Petitioner additionally asserts that I.M. should be able to continue attending SOTA because she continues to own a home in respondent’s district.  As discussed above, the mere fact that one rents or owns a house or property in the district, or even pays taxes in the district, does not necessarily confer residence status.

The record indicates that, despite its determination that I.M. is not a district resident, respondent has inexplicably been providing transportation to I.M. from his grandmother’s in-district residence to the non-public school located within respondent’s district.  While the provision of transportation alone does not establish that I.M. is a district resident, respondent offers no explanation or basis for such decision, and I am troubled by this inconsistency in the record.  While I understand the parental concerns under these circumstances, on the record before me, I am constrained to find that petitioner has not met her burden of proving that I.M. is a resident of respondent’s school district.  She has not demonstrated that there has been a total and permanent transfer of custody and control of I.M.  As noted above, while petitioner has produced a “Temporary Guardianship Agreement” such document bears an expiration date of June 28, 2015, is clearly temporary, and as such does not establish that there has been a permanent and total transfer of custody.  On this record, petitioner has failed to rebut the presumption that the legal residence of I.M. is with petitioner, outside of the district, and I cannot find that respondent acted arbitrarily by determining that the student is not a resident of the district (see e.g.Appeal of Begum, 55 Ed Dept Rep, Decision No. 16,799; Appeal of L.B., 54 id., Decision No. 16,672; Appeal of Galay, Perez and Perez, 37 id. 128, Decision No. 13,821).

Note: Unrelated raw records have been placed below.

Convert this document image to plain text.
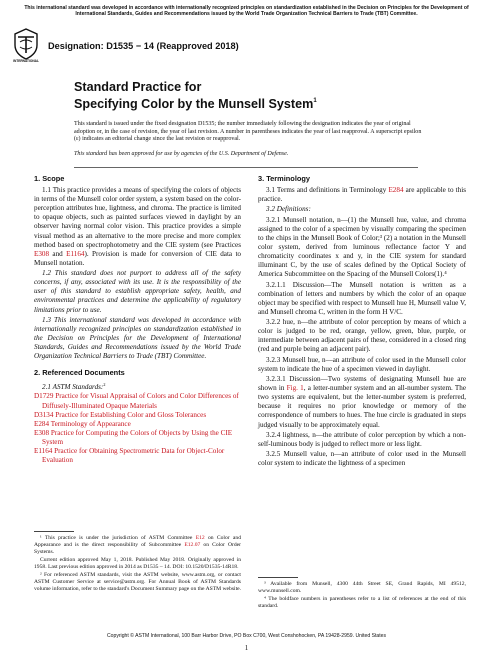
This international standard was developed in accordance with internationally recognized principles on standardization established in the Decision on Principles for the Development of International Standards, Guides and Recommendations issued by the World Trade Organization Technical Barriers to Trade (TBT) Committee.
INTERNATIONAL
Designation: D1535 − 14 (Reapproved 2018)
Standard Practice for
Specifying Color by the Munsell System$^1$
This standard is issued under the fixed designation D1535; the number immediately following the designation indicates the year of original adoption or, in the case of revision, the year of last revision. A number in parentheses indicates the year of last reapproval. A superscript epsilon (ε) indicates an editorial change since the last revision or reapproval.
This standard has been approved for use by agencies of the U.S. Department of Defense.
1. Scope

1.1 This practice provides a means of specifying the colors of objects in terms of the Munsell color order system, a system based on the color-perception attributes hue, lightness, and chroma. The practice is limited to opaque objects, such as painted surfaces viewed in daylight by an observer having normal color vision. This practice provides a simple visual method as an alternative to the more precise and more complex method based on spectrophotometry and the CIE system (see Practices E308 and E1164). Provision is made for conversion of CIE data to Munsell notation.

1.2 This standard does not purport to address all of the safety concerns, if any, associated with its use. It is the responsibility of the user of this standard to establish appropriate safety, health, and environmental practices and determine the applicability of regulatory limitations prior to use.

1.3 This international standard was developed in accordance with internationally recognized principles on standardization established in the Decision on Principles for the Development of International Standards, Guides and Recommendations issued by the World Trade Organization Technical Barriers to Trade (TBT) Committee.

2. Referenced Documents

2.1 ASTM Standards:$^2$

D1729 Practice for Visual Appraisal of Colors and Color Differences of Diffusely-Illuminated Opaque Materials
D3134 Practice for Establishing Color and Gloss Tolerances
E284 Terminology of Appearance
E308 Practice for Computing the Colors of Objects by Using the CIE System
E1164 Practice for Obtaining Spectrometric Data for Object-Color Evaluation

¹ This practice is under the jurisdiction of ASTM Committee E12 on Color and Appearance and is the direct responsibility of Subcommittee E12.07 on Color Order Systems.

Current edition approved May 1, 2018. Published May 2018. Originally approved in 1958. Last previous edition approved in 2014 as D1535 – 14. DOI: 10.1520/D1535-14R18.

² For referenced ASTM standards, visit the ASTM website, www.astm.org, or contact ASTM Customer Service at service@astm.org. For Annual Book of ASTM Standards volume information, refer to the standard's Document Summary page on the ASTM website.

3. Terminology

3.1 Terms and definitions in Terminology E284 are applicable to this practice.

3.2 Definitions:

3.2.1 Munsell notation, n—(1) the Munsell hue, value, and chroma assigned to the color of a specimen by visually comparing the specimen to the chips in the Munsell Book of Color;³ (2) a notation in the Munsell color system, derived from luminous reflectance factor Y and chromaticity coordinates x and y, in the CIE system for standard illuminant C, by the use of scales defined by the Optical Society of America Subcommittee on the Spacing of the Munsell Colors(1).⁴

3.2.1.1 Discussion—The Munsell notation is written as a combination of letters and numbers by which the color of an opaque object may be specified with respect to Munsell hue H, Munsell value V, and Munsell chroma C, written in the form H V/C.

3.2.2 hue, n—the attribute of color perception by means of which a color is judged to be red, orange, yellow, green, blue, purple, or intermediate between adjacent pairs of these, considered in a closed ring (red and purple being an adjacent pair).

3.2.3 Munsell hue, n—an attribute of color used in the Munsell color system to indicate the hue of a specimen viewed in daylight.

3.2.3.1 Discussion—Two systems of designating Munsell hue are shown in Fig. 1, a letter-number system and an all-number system. The two systems are equivalent, but the letter-number system is preferred, because it requires no prior knowledge or memory of the correspondence of numbers to hues. The hue circle is graduated in steps judged visually to be approximately equal.

3.2.4 lightness, n—the attribute of color perception by which a non-self-luminous body is judged to reflect more or less light.

3.2.5 Munsell value, n—an attribute of color used in the Munsell color system to indicate the lightness of a specimen

³ Available from Munsell, 4300 44th Street SE, Grand Rapids, MI 49512, www.munsell.com.

⁴ The boldface numbers in parentheses refer to a list of references at the end of this standard.

Copyright © ASTM International, 100 Barr Harbor Drive, PO Box C700, West Conshohocken, PA 19428-2959. United States
1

In light of this disposition, I need not consider the parties’ remaining contentions.

Although the appeal must be dismissed, petitioner retains the right to reapply for admission to respondent’s schools on I.M.’s behalf at any time, should circumstances change, and present any additional information for respondent’s consideration.

THE APPEAL IS DISMISSED.

END OF FILE

 


[1] I note that petitioner’s reply included a copy of a petition for custody of I.M. submitted by his grandmother to the Monroe County Family Court on September 19, 2014, which was available at the time petitioner commenced this appeal on October 28, 2014.  In any event, while this document was available at the time the appeal was commenced and should have been included in the petition, there is no evidence in the record indicating whether or not the custody matter has been resolved or is still pending before the Monroe County Family Court.